How to make API call to Partner Center from authorized Web API?

Question

We are creating a third-party application to access partner center API.

We have registered a SharePoint site using JSOM architecture as third-party application where we use MSAL library for login. After which using accessToken we call a WebAPI used for securely accessing the data from our database. Now we need to access partner center API for partner details. As per the documentation provided to us we have the following code:

var clientcred = new ClientCredential(clientId, appKey);
var authContext = new AuthenticationContext(string.Format("https://login.microsoftonline.com/{0}/", tenantID), tokenCache);
var result = await authContext.AcquireTokenAsync("https://api.partnercenter.microsoft.com", clientcred, new UserAssertion(idToken));
var pcAccessToken = result.AccessToken;

Should we use the same id token here on web api obtained from the ajax call. Or should we have to refresh the access token. If yes, how to do it on Web API?

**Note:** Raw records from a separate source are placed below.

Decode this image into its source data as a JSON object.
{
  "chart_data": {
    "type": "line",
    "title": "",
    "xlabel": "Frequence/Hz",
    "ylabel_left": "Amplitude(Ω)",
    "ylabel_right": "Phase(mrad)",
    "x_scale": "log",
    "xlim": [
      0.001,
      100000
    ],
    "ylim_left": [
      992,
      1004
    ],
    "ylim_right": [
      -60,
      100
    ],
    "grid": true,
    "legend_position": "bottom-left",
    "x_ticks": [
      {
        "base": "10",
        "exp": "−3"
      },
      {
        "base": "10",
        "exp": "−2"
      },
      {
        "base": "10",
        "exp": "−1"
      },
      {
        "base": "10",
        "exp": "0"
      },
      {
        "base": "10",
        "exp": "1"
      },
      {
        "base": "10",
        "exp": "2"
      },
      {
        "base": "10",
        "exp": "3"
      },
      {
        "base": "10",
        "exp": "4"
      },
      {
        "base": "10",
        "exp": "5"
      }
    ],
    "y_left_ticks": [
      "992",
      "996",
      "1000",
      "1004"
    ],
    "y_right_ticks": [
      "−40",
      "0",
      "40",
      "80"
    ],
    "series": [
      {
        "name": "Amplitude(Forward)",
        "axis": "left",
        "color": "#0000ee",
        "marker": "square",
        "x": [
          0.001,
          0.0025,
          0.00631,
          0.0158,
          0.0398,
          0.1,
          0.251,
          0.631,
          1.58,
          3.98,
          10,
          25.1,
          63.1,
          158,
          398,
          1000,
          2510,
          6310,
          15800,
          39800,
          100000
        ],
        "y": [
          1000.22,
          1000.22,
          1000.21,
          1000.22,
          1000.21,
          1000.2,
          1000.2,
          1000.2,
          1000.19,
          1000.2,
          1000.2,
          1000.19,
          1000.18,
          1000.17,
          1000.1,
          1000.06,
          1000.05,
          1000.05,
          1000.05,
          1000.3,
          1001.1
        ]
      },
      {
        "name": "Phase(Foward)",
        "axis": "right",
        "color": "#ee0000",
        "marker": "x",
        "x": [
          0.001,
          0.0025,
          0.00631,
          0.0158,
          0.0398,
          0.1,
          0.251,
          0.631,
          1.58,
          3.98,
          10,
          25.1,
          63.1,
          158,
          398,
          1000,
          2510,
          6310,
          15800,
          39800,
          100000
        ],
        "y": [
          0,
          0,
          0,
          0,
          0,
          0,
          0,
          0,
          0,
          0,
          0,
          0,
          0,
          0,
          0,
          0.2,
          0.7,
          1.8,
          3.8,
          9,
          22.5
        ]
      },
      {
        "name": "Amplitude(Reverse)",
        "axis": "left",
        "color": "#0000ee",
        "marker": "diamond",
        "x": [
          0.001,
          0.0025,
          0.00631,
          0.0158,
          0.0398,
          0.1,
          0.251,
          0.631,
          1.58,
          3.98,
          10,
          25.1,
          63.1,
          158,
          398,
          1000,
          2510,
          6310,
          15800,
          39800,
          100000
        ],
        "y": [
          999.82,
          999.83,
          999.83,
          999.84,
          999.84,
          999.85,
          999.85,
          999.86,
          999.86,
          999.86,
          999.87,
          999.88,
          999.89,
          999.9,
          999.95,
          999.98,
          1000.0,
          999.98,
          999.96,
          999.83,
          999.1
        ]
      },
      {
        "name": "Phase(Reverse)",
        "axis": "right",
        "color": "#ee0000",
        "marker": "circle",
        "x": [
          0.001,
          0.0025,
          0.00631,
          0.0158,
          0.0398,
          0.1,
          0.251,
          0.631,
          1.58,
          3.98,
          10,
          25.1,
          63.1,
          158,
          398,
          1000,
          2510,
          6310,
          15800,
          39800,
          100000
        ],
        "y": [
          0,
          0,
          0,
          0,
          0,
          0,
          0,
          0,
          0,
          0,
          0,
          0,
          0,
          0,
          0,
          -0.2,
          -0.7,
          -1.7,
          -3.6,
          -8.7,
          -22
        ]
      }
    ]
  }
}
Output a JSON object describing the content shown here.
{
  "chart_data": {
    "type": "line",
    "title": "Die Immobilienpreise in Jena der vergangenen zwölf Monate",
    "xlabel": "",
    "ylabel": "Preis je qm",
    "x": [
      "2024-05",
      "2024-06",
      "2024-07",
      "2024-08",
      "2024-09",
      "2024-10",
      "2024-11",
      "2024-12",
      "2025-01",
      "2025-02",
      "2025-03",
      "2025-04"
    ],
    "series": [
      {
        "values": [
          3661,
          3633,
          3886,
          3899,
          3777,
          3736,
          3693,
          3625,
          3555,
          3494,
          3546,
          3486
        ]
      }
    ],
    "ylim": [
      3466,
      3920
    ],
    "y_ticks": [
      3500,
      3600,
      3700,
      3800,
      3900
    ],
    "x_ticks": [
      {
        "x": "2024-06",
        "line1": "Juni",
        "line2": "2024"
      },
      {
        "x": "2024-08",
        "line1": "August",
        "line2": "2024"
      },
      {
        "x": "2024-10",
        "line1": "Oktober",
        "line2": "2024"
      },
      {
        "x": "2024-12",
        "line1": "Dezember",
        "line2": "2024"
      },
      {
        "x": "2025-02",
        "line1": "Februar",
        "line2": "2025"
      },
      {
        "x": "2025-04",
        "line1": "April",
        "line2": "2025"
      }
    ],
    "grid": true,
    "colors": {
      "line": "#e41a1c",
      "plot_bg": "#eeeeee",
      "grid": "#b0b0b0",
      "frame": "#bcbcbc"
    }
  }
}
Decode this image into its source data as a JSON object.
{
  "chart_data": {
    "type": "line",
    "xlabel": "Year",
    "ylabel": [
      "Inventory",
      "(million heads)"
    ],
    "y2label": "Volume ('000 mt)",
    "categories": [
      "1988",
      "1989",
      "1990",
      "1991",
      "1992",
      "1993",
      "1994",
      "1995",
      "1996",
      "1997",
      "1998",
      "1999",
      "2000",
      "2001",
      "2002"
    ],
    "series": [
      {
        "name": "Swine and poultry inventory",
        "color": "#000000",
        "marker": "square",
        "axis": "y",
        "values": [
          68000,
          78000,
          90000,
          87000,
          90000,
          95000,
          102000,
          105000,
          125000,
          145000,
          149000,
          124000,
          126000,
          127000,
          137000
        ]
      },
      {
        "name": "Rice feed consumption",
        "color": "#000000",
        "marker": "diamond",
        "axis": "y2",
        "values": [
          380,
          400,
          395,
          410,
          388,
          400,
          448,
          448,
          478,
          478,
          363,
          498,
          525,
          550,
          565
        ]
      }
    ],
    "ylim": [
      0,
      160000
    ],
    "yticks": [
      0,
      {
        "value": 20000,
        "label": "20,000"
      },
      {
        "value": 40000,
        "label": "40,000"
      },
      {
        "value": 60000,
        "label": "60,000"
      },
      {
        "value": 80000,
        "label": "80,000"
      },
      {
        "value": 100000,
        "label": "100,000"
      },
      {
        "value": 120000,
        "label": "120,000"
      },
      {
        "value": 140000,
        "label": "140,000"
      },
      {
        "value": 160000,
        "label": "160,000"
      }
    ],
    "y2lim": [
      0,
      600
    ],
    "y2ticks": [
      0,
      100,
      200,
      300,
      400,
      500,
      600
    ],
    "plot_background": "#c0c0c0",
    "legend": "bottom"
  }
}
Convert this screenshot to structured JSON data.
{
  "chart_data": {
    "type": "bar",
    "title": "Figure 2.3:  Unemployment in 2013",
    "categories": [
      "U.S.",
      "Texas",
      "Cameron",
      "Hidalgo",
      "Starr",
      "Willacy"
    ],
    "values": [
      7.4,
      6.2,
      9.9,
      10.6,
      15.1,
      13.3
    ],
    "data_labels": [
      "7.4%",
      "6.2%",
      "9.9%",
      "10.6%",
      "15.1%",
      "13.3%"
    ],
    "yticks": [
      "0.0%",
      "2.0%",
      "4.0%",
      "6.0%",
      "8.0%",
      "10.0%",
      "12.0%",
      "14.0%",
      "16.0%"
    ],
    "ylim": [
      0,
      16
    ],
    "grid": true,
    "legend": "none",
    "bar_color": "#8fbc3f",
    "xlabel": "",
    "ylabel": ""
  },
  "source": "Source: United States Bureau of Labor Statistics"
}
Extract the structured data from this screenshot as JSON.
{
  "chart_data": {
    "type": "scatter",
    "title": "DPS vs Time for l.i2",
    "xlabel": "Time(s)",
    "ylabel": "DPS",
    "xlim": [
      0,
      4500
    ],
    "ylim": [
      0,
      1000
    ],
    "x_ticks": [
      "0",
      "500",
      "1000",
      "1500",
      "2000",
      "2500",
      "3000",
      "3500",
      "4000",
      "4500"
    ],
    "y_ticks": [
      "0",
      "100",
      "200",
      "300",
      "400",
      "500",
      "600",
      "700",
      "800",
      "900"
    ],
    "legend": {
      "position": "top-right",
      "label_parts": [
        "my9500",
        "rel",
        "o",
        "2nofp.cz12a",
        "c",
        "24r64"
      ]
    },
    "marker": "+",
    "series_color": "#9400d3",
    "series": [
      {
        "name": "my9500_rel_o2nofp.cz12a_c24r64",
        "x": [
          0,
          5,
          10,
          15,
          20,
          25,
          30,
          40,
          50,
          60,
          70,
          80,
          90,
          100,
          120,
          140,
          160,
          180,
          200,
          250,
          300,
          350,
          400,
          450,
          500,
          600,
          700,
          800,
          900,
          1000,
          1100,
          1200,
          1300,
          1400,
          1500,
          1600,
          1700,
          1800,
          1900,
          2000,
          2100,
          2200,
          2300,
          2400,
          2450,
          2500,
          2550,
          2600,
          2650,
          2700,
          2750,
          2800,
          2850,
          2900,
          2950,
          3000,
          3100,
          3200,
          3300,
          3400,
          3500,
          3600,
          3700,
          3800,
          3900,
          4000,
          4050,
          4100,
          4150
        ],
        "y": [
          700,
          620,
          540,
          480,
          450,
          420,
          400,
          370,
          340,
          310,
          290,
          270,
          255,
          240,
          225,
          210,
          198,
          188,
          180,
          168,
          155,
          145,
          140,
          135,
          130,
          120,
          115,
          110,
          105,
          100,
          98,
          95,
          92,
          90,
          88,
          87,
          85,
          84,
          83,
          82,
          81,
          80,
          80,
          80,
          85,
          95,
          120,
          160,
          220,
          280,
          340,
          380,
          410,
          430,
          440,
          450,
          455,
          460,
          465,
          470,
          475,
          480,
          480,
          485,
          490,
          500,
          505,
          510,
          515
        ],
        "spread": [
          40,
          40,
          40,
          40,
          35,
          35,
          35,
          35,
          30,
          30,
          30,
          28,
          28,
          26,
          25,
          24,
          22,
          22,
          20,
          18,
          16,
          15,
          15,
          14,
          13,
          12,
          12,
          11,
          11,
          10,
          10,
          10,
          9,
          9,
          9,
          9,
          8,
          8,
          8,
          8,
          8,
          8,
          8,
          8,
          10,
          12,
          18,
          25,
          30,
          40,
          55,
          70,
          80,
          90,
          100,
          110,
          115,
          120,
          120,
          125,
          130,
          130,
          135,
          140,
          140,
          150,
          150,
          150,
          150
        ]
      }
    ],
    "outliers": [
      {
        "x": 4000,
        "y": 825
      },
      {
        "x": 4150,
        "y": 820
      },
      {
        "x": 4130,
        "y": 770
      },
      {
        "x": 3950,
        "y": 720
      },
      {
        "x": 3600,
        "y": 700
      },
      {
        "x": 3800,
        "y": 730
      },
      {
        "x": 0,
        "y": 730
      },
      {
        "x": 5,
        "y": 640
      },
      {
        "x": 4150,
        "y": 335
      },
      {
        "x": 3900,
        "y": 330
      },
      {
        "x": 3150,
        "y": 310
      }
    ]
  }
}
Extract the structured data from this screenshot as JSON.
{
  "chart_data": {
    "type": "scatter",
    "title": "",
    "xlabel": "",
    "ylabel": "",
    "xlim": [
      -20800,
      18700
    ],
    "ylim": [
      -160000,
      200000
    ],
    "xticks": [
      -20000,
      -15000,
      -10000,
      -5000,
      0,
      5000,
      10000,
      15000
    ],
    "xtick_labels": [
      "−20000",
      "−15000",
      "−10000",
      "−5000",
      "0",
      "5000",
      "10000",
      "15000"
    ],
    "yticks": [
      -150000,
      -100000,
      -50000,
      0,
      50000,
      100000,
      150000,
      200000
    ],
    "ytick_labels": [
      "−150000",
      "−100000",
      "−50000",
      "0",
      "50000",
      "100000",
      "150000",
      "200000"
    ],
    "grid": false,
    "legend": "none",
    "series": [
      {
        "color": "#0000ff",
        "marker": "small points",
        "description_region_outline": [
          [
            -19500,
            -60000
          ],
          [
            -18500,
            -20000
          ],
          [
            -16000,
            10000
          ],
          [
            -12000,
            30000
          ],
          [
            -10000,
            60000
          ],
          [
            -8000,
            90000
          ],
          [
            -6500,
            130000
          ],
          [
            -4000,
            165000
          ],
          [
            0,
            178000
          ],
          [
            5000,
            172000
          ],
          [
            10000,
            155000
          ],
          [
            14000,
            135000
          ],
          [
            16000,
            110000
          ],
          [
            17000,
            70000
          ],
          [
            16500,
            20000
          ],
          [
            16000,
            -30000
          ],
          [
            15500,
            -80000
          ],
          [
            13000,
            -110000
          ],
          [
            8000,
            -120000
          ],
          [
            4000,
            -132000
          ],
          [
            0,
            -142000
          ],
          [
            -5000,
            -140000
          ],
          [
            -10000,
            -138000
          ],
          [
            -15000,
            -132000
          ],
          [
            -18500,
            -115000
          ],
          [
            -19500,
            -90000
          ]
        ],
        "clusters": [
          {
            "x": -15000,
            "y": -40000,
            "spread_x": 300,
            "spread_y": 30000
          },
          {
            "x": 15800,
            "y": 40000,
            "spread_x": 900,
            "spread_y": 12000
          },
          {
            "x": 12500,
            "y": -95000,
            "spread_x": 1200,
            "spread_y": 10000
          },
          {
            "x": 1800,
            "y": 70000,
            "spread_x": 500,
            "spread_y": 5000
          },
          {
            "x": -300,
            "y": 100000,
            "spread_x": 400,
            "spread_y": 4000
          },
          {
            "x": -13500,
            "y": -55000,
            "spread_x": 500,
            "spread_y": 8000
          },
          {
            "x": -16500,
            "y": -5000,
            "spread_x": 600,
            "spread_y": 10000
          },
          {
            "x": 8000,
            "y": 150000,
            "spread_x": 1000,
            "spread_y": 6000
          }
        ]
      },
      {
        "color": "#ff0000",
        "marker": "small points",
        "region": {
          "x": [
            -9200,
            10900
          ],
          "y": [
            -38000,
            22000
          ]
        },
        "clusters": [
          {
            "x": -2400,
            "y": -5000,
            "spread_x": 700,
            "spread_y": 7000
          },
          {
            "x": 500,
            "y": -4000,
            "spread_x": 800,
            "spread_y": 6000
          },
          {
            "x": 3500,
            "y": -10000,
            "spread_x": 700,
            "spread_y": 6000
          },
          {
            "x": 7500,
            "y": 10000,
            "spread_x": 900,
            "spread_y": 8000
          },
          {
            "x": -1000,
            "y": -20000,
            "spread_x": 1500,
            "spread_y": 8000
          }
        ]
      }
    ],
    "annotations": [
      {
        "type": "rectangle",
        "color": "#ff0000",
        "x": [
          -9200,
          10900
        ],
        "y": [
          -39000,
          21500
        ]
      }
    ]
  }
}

Also, how can we generate the tokenCache at WebAPI?

Answer 1

Based on the description, it seems that you were accessing the web API which protect by Azure AD. And you want to access the partner center API in the web API.

And you integrated the web API with third-party application using MSAL(Azure AD V2.0 endpoint). However, AFAIK the Azure AD V2.0 doesn't support the like Partner Perter API(refer Restrictions on services and APIs).

If the Partner Center API is able to access by the token acquiring using the client credentials flow, then you can using this flow to acquire the token in the web API and call the Partner Center API.

The other way is using the on-behalf-flow. Here is the progress for this flow, the third-party application acquire the access_token to call the web API. Then the web API acquire the token for Partner Center API using on-behalf-flow and call the Partner Center API using the new token. This solution using the Azure AD endpoint instead v2.0( register the app on Azure portal). And it is not able to using the MSAL to login since this library is for Azure AD V2.0 endpoint. We can use the azure-activedirectory-library-for-js to login with Azure AD endpoint.